The movie industry has changed

At this point, given his weight and merit as an actor, any movie starring Day-Lewis earns special attention—which undermines his interests in making movies in the first place. As he told The Telegraph, "The work itself is never anything but pure pleasure, but there's an awful lot of peripheral stuff that I find it hard to be surrounded by. I like things to be swift, because the energy you have is concentrated and can be fleeting. The great machinery of film can work against that." 

In today's Hollywood, that machinery seems larger and louder than ever—and it's left less room for the quieter sorts of character studies Day-Lewis tends to favor. Instead, studios are looking for intellectual properties with proven brand value, which means lots of sequels, reboots, remakes, and cinematic universes. To an actor who built his career on taking emotional and physical risks, it may no longer be worth working within those constraints.

Nowadays, with studio budgets often overblown and great expectations placed on pictures that might feature such a legendary lead as Daniel Day-Lewis, there's a chance the pomp and circumstance and lightning speed press coverage surrounding his attachment to any movie might be getting to be too much for the intensely guarded actor.

He's going out on top

When Day-Lewis won the Best Actor Oscar for Lincoln in 2012, he made Academy Awards history by becoming the only actor to win three trophies in that category.

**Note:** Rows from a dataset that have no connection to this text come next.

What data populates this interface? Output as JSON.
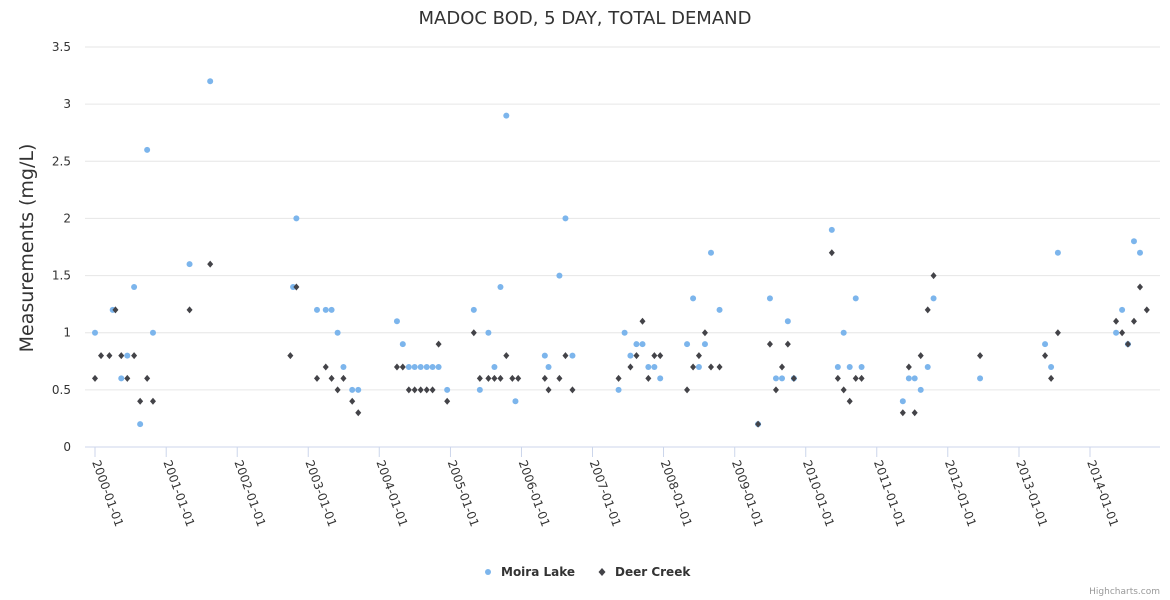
{
  "chart_data": {
    "type": "scatter",
    "title": "MADOC BOD, 5 DAY, TOTAL DEMAND",
    "xlabel": "",
    "ylabel": "Measurements (mg/L)",
    "ylim": [
      0,
      3.5
    ],
    "xlim": [
      "2000-01-01",
      "2014-09-30"
    ],
    "yticks": [
      "0",
      "0.5",
      "1",
      "1.5",
      "2",
      "2.5",
      "3",
      "3.5"
    ],
    "xticks": [
      "2000-01-01",
      "2001-01-01",
      "2002-01-01",
      "2003-01-01",
      "2004-01-01",
      "2005-01-01",
      "2006-01-01",
      "2007-01-01",
      "2008-01-01",
      "2009-01-01",
      "2010-01-01",
      "2011-01-01",
      "2012-01-01",
      "2013-01-01",
      "2014-01-01"
    ],
    "grid": "horizontal",
    "legend": "bottom-center",
    "series": [
      {
        "name": "Moira Lake",
        "color": "#7cb5ec",
        "marker": "circle",
        "points": [
          [
            "2000-01-01",
            1.0
          ],
          [
            "2000-04-01",
            1.2
          ],
          [
            "2000-05-15",
            0.6
          ],
          [
            "2000-06-15",
            0.8
          ],
          [
            "2000-07-20",
            1.4
          ],
          [
            "2000-08-20",
            0.2
          ],
          [
            "2000-09-25",
            2.6
          ],
          [
            "2000-10-25",
            1.0
          ],
          [
            "2001-05-01",
            1.6
          ],
          [
            "2001-08-15",
            3.2
          ],
          [
            "2002-10-15",
            1.4
          ],
          [
            "2002-11-01",
            2.0
          ],
          [
            "2003-02-15",
            1.2
          ],
          [
            "2003-04-01",
            1.2
          ],
          [
            "2003-05-01",
            1.2
          ],
          [
            "2003-06-01",
            1.0
          ],
          [
            "2003-07-01",
            0.7
          ],
          [
            "2003-08-15",
            0.5
          ],
          [
            "2003-09-15",
            0.5
          ],
          [
            "2004-04-01",
            1.1
          ],
          [
            "2004-05-01",
            0.9
          ],
          [
            "2004-06-01",
            0.7
          ],
          [
            "2004-07-01",
            0.7
          ],
          [
            "2004-08-01",
            0.7
          ],
          [
            "2004-09-01",
            0.7
          ],
          [
            "2004-10-01",
            0.7
          ],
          [
            "2004-11-01",
            0.7
          ],
          [
            "2004-12-15",
            0.5
          ],
          [
            "2005-05-01",
            1.2
          ],
          [
            "2005-06-01",
            0.5
          ],
          [
            "2005-07-15",
            1.0
          ],
          [
            "2005-08-15",
            0.7
          ],
          [
            "2005-09-15",
            1.4
          ],
          [
            "2005-10-15",
            2.9
          ],
          [
            "2005-12-01",
            0.4
          ],
          [
            "2006-05-01",
            0.8
          ],
          [
            "2006-05-20",
            0.7
          ],
          [
            "2006-07-15",
            1.5
          ],
          [
            "2006-08-15",
            2.0
          ],
          [
            "2006-09-20",
            0.8
          ],
          [
            "2007-05-15",
            0.5
          ],
          [
            "2007-06-15",
            1.0
          ],
          [
            "2007-07-15",
            0.8
          ],
          [
            "2007-08-15",
            0.9
          ],
          [
            "2007-09-15",
            0.9
          ],
          [
            "2007-10-15",
            0.7
          ],
          [
            "2007-11-15",
            0.7
          ],
          [
            "2007-12-15",
            0.6
          ],
          [
            "2008-05-01",
            0.9
          ],
          [
            "2008-06-01",
            1.3
          ],
          [
            "2008-07-01",
            0.7
          ],
          [
            "2008-08-01",
            0.9
          ],
          [
            "2008-09-01",
            1.7
          ],
          [
            "2008-10-15",
            1.2
          ],
          [
            "2009-05-01",
            0.2
          ],
          [
            "2009-07-01",
            1.3
          ],
          [
            "2009-08-01",
            0.6
          ],
          [
            "2009-09-01",
            0.6
          ],
          [
            "2009-10-01",
            1.1
          ],
          [
            "2009-11-01",
            0.6
          ],
          [
            "2010-05-15",
            1.9
          ],
          [
            "2010-06-15",
            0.7
          ],
          [
            "2010-07-15",
            1.0
          ],
          [
            "2010-08-15",
            0.7
          ],
          [
            "2010-09-15",
            1.3
          ],
          [
            "2010-10-15",
            0.7
          ],
          [
            "2011-05-15",
            0.4
          ],
          [
            "2011-06-15",
            0.6
          ],
          [
            "2011-07-15",
            0.6
          ],
          [
            "2011-08-15",
            0.5
          ],
          [
            "2011-09-20",
            0.7
          ],
          [
            "2011-10-20",
            1.3
          ],
          [
            "2012-06-15",
            0.6
          ],
          [
            "2013-05-15",
            0.9
          ],
          [
            "2013-06-15",
            0.7
          ],
          [
            "2013-07-20",
            1.7
          ],
          [
            "2014-05-15",
            1.0
          ],
          [
            "2014-06-15",
            1.2
          ],
          [
            "2014-07-15",
            0.9
          ],
          [
            "2014-08-15",
            1.8
          ],
          [
            "2014-09-15",
            1.7
          ]
        ]
      },
      {
        "name": "Deer Creek",
        "color": "#434348",
        "marker": "diamond",
        "points": [
          [
            "2000-01-01",
            0.6
          ],
          [
            "2000-02-01",
            0.8
          ],
          [
            "2000-03-15",
            0.8
          ],
          [
            "2000-04-15",
            1.2
          ],
          [
            "2000-05-15",
            0.8
          ],
          [
            "2000-06-15",
            0.6
          ],
          [
            "2000-07-20",
            0.8
          ],
          [
            "2000-08-20",
            0.4
          ],
          [
            "2000-09-25",
            0.6
          ],
          [
            "2000-10-25",
            0.4
          ],
          [
            "2001-05-01",
            1.2
          ],
          [
            "2001-08-15",
            1.6
          ],
          [
            "2002-10-01",
            0.8
          ],
          [
            "2002-11-01",
            1.4
          ],
          [
            "2003-02-15",
            0.6
          ],
          [
            "2003-04-01",
            0.7
          ],
          [
            "2003-05-01",
            0.6
          ],
          [
            "2003-06-01",
            0.5
          ],
          [
            "2003-07-01",
            0.6
          ],
          [
            "2003-08-15",
            0.4
          ],
          [
            "2003-09-15",
            0.3
          ],
          [
            "2004-04-01",
            0.7
          ],
          [
            "2004-05-01",
            0.7
          ],
          [
            "2004-06-01",
            0.5
          ],
          [
            "2004-07-01",
            0.5
          ],
          [
            "2004-08-01",
            0.5
          ],
          [
            "2004-09-01",
            0.5
          ],
          [
            "2004-10-01",
            0.5
          ],
          [
            "2004-11-01",
            0.9
          ],
          [
            "2004-12-15",
            0.4
          ],
          [
            "2005-05-01",
            1.0
          ],
          [
            "2005-06-01",
            0.6
          ],
          [
            "2005-07-15",
            0.6
          ],
          [
            "2005-08-15",
            0.6
          ],
          [
            "2005-09-15",
            0.6
          ],
          [
            "2005-10-15",
            0.8
          ],
          [
            "2005-11-15",
            0.6
          ],
          [
            "2005-12-15",
            0.6
          ],
          [
            "2006-05-01",
            0.6
          ],
          [
            "2006-05-20",
            0.5
          ],
          [
            "2006-07-15",
            0.6
          ],
          [
            "2006-08-15",
            0.8
          ],
          [
            "2006-09-20",
            0.5
          ],
          [
            "2007-05-15",
            0.6
          ],
          [
            "2007-07-15",
            0.7
          ],
          [
            "2007-08-15",
            0.8
          ],
          [
            "2007-09-15",
            1.1
          ],
          [
            "2007-10-15",
            0.6
          ],
          [
            "2007-11-15",
            0.8
          ],
          [
            "2007-12-15",
            0.8
          ],
          [
            "2008-05-01",
            0.5
          ],
          [
            "2008-06-01",
            0.7
          ],
          [
            "2008-07-01",
            0.8
          ],
          [
            "2008-08-01",
            1.0
          ],
          [
            "2008-09-01",
            0.7
          ],
          [
            "2008-10-15",
            0.7
          ],
          [
            "2009-05-01",
            0.2
          ],
          [
            "2009-07-01",
            0.9
          ],
          [
            "2009-08-01",
            0.5
          ],
          [
            "2009-09-01",
            0.7
          ],
          [
            "2009-10-01",
            0.9
          ],
          [
            "2009-11-01",
            0.6
          ],
          [
            "2010-05-15",
            1.7
          ],
          [
            "2010-06-15",
            0.6
          ],
          [
            "2010-07-15",
            0.5
          ],
          [
            "2010-08-15",
            0.4
          ],
          [
            "2010-09-15",
            0.6
          ],
          [
            "2010-10-15",
            0.6
          ],
          [
            "2011-05-15",
            0.3
          ],
          [
            "2011-06-15",
            0.7
          ],
          [
            "2011-07-15",
            0.3
          ],
          [
            "2011-08-15",
            0.8
          ],
          [
            "2011-09-20",
            1.2
          ],
          [
            "2011-10-20",
            1.5
          ],
          [
            "2012-06-15",
            0.8
          ],
          [
            "2013-05-15",
            0.8
          ],
          [
            "2013-06-15",
            0.6
          ],
          [
            "2013-07-20",
            1.0
          ],
          [
            "2014-05-15",
            1.1
          ],
          [
            "2014-06-15",
            1.0
          ],
          [
            "2014-07-15",
            0.9
          ],
          [
            "2014-08-15",
            1.1
          ],
          [
            "2014-09-15",
            1.4
          ],
          [
            "2014-10-20",
            1.2
          ]
        ]
      }
    ]
  },
  "credit": "Highcharts.com"
}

Although there are others who've won three Oscars—namely, Jack Nicholson and Walter Brennan—their prizes were split between categories. This isn't to say Day-Lewis has ever acted for the acclaim, but once you've set such a high bar for yourself, there's really nowhere else to go but down.

He's 'retired' before

This seems like the real deal, but Daniel Day-Lewis has walked away from acting before—more than once, in fact. He left a stage production of Hamlet in the middle of a show because he thought he was interacting with the ghost of his dead father. He took five years off after The Boxer, and planned a five-year sabbatical from acting after Lincoln

"I just wanted some time away from it all. I need that quite often," he told The Guardian. "And I have felt like that ever since I got into acting. When I was younger, I made some decisions that I shouldn't have. And, in hindsight, I've almost always been wrong when I haven't listened to myself. I have quite a strong feeling about when I should work and when I shouldn't." Evidently, Day-Lewis is still going with his gut—and walking away from the spotlight at last.

His last film was the last straw

Day-Lewis' final film, the 2017 release Phantom Thread, affected him so much he later said he had no intention of watching it—in fact, it solidified his desire to walk away from acting altogether.

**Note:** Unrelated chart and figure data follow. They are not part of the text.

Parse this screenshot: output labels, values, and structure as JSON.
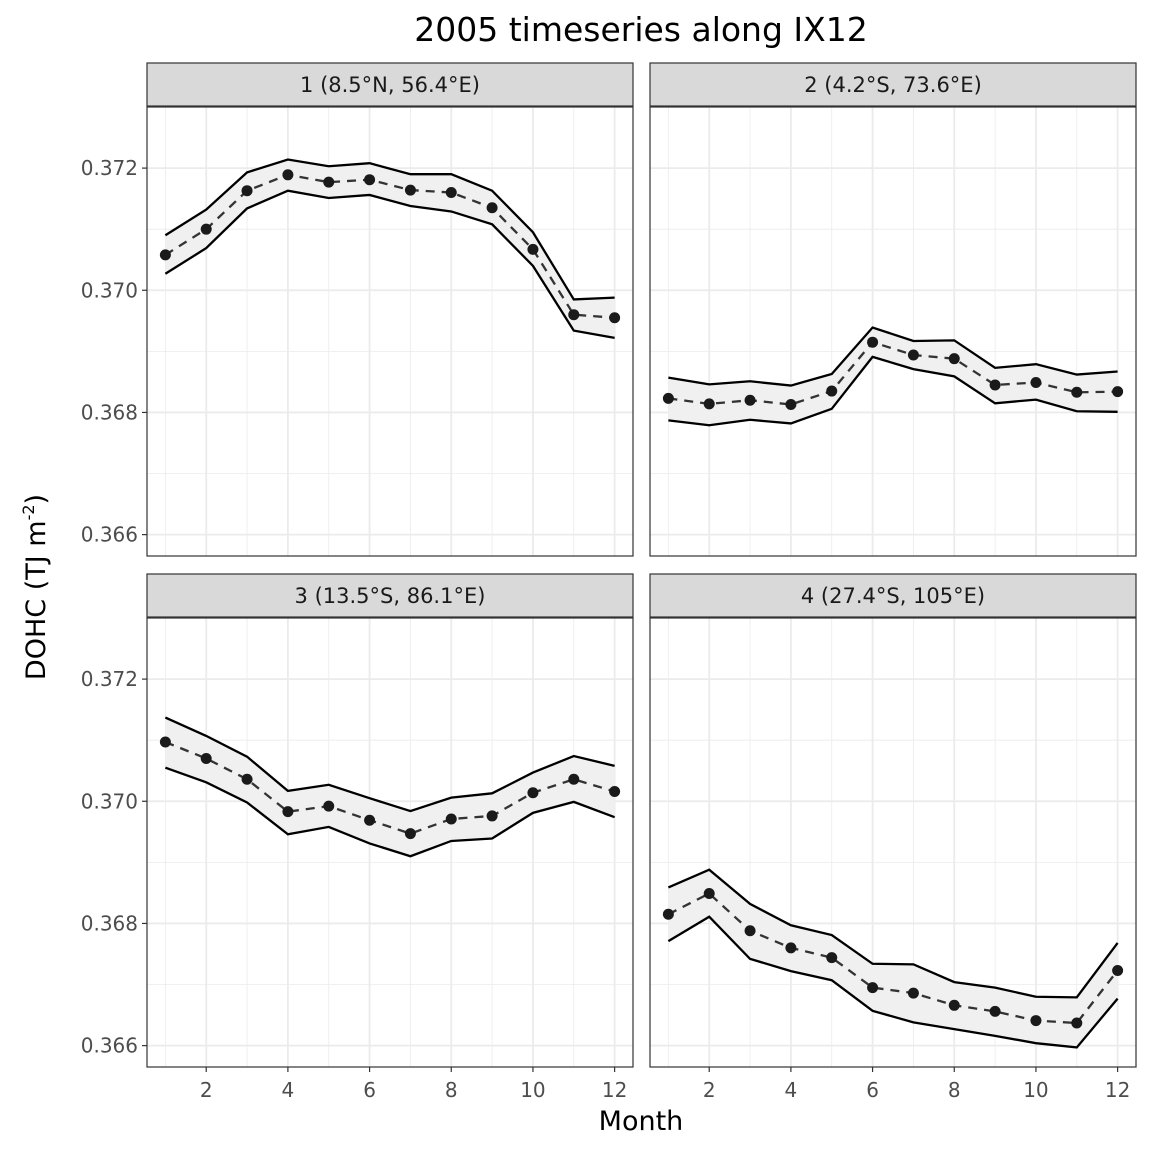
{
  "chart_data": {
    "type": "line",
    "title": "2005 timeseries along IX12",
    "xlabel": "Month",
    "ylabel": "DOHC (TJ m",
    "ylabel_superscript": "-2",
    "ylabel_suffix": ")",
    "xlim": [
      0.55,
      12.45
    ],
    "ylim": [
      0.36565,
      0.373
    ],
    "x_ticks": [
      2,
      4,
      6,
      8,
      10,
      12
    ],
    "x_tick_labels": [
      "2",
      "4",
      "6",
      "8",
      "10",
      "12"
    ],
    "y_ticks": [
      0.366,
      0.368,
      0.37,
      0.372
    ],
    "y_tick_labels": [
      "0.366",
      "0.368",
      "0.370",
      "0.372"
    ],
    "grid": true,
    "legend": "none",
    "colors": {
      "strip_fill": "#d9d9d9",
      "panel_border": "#333333",
      "grid_major": "#ebebeb",
      "band_fill": "#f0f0f0",
      "line": "#000000",
      "points": "#1a1a1a"
    },
    "facets": [
      {
        "label": "1 (8.5°N, 56.4°E)",
        "x": [
          1,
          2,
          3,
          4,
          5,
          6,
          7,
          8,
          9,
          10,
          11,
          12
        ],
        "mean": [
          0.37058,
          0.371,
          0.37163,
          0.37189,
          0.37177,
          0.37181,
          0.37164,
          0.3716,
          0.37135,
          0.37067,
          0.3696,
          0.36955
        ],
        "upper": [
          0.3709,
          0.37132,
          0.37193,
          0.37214,
          0.37203,
          0.37208,
          0.3719,
          0.3719,
          0.37163,
          0.37095,
          0.36985,
          0.36988
        ],
        "lower": [
          0.37027,
          0.37069,
          0.37134,
          0.37163,
          0.37151,
          0.37156,
          0.37138,
          0.37129,
          0.37108,
          0.3704,
          0.36934,
          0.36922
        ]
      },
      {
        "label": "2 (4.2°S, 73.6°E)",
        "x": [
          1,
          2,
          3,
          4,
          5,
          6,
          7,
          8,
          9,
          10,
          11,
          12
        ],
        "mean": [
          0.36823,
          0.36814,
          0.3682,
          0.36813,
          0.36835,
          0.36915,
          0.36894,
          0.36888,
          0.36845,
          0.36849,
          0.36833,
          0.36834
        ],
        "upper": [
          0.36857,
          0.36846,
          0.36851,
          0.36844,
          0.36863,
          0.36939,
          0.36917,
          0.36918,
          0.36873,
          0.36879,
          0.36862,
          0.36867
        ],
        "lower": [
          0.36787,
          0.36779,
          0.36788,
          0.36782,
          0.36806,
          0.36891,
          0.36871,
          0.36859,
          0.36815,
          0.36821,
          0.36802,
          0.36801
        ]
      },
      {
        "label": "3 (13.5°S, 86.1°E)",
        "x": [
          1,
          2,
          3,
          4,
          5,
          6,
          7,
          8,
          9,
          10,
          11,
          12
        ],
        "mean": [
          0.37097,
          0.3707,
          0.37036,
          0.36983,
          0.36992,
          0.36969,
          0.36947,
          0.36971,
          0.36976,
          0.37014,
          0.37036,
          0.37016
        ],
        "upper": [
          0.37137,
          0.37107,
          0.37073,
          0.37017,
          0.37027,
          0.37005,
          0.36984,
          0.37006,
          0.37013,
          0.37047,
          0.37074,
          0.37058
        ],
        "lower": [
          0.37055,
          0.37031,
          0.36998,
          0.36946,
          0.36958,
          0.36931,
          0.3691,
          0.36935,
          0.36939,
          0.36981,
          0.36999,
          0.36974
        ]
      },
      {
        "label": "4 (27.4°S, 105°E)",
        "x": [
          1,
          2,
          3,
          4,
          5,
          6,
          7,
          8,
          9,
          10,
          11,
          12
        ],
        "mean": [
          0.36815,
          0.36849,
          0.36788,
          0.3676,
          0.36744,
          0.36695,
          0.36686,
          0.36666,
          0.36656,
          0.36641,
          0.36637,
          0.36723
        ],
        "upper": [
          0.36859,
          0.36888,
          0.36832,
          0.36797,
          0.36781,
          0.36734,
          0.36733,
          0.36704,
          0.36695,
          0.3668,
          0.36679,
          0.36768
        ],
        "lower": [
          0.36771,
          0.36811,
          0.36742,
          0.36722,
          0.36707,
          0.36657,
          0.36638,
          0.36627,
          0.36616,
          0.36604,
          0.36597,
          0.36677
        ]
      }
    ]
  }
}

"I need to believe in the value of what I'm doing. The work can seem vital. Irresistible, even. And if an audience believes it, that should be good enough for me. But, lately, it isn't," Day-Lewis told W Magazine. "I did want to draw a line. I didn't want to get sucked back into another project. All my life, I've mouthed off about how I should stop acting, and I don't know why it was different this time, but the impulse to quit took root in me, and that became a compulsion. It was something I had to do."

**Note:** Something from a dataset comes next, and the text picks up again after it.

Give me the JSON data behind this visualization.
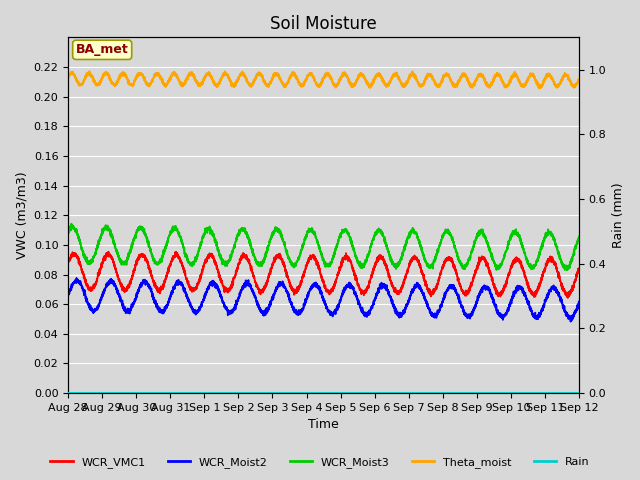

As for why this movie in particular evoked that sense of urgency to end things, he said he and writer-director Paul Thomas Anderson "laughed a lot before we made the movie. And then we stopped laughing because we were both overwhelmed by a sense of sadness. That took us by surprise: We didn't realize what we had given birth to. It was hard to live with. And still is." 

Day-Lewis added that he felt a similar sense of grief over his decision to retire, telling the magazine, "How strange would it be if this was just a gleeful step into a brand-new life. I've been interested in acting since I was 12 years old, and back then, everything other than the theater—that box of light—was cast in shadow. When I began, it was a question of salvation. Now, I want to explore the world in a different way."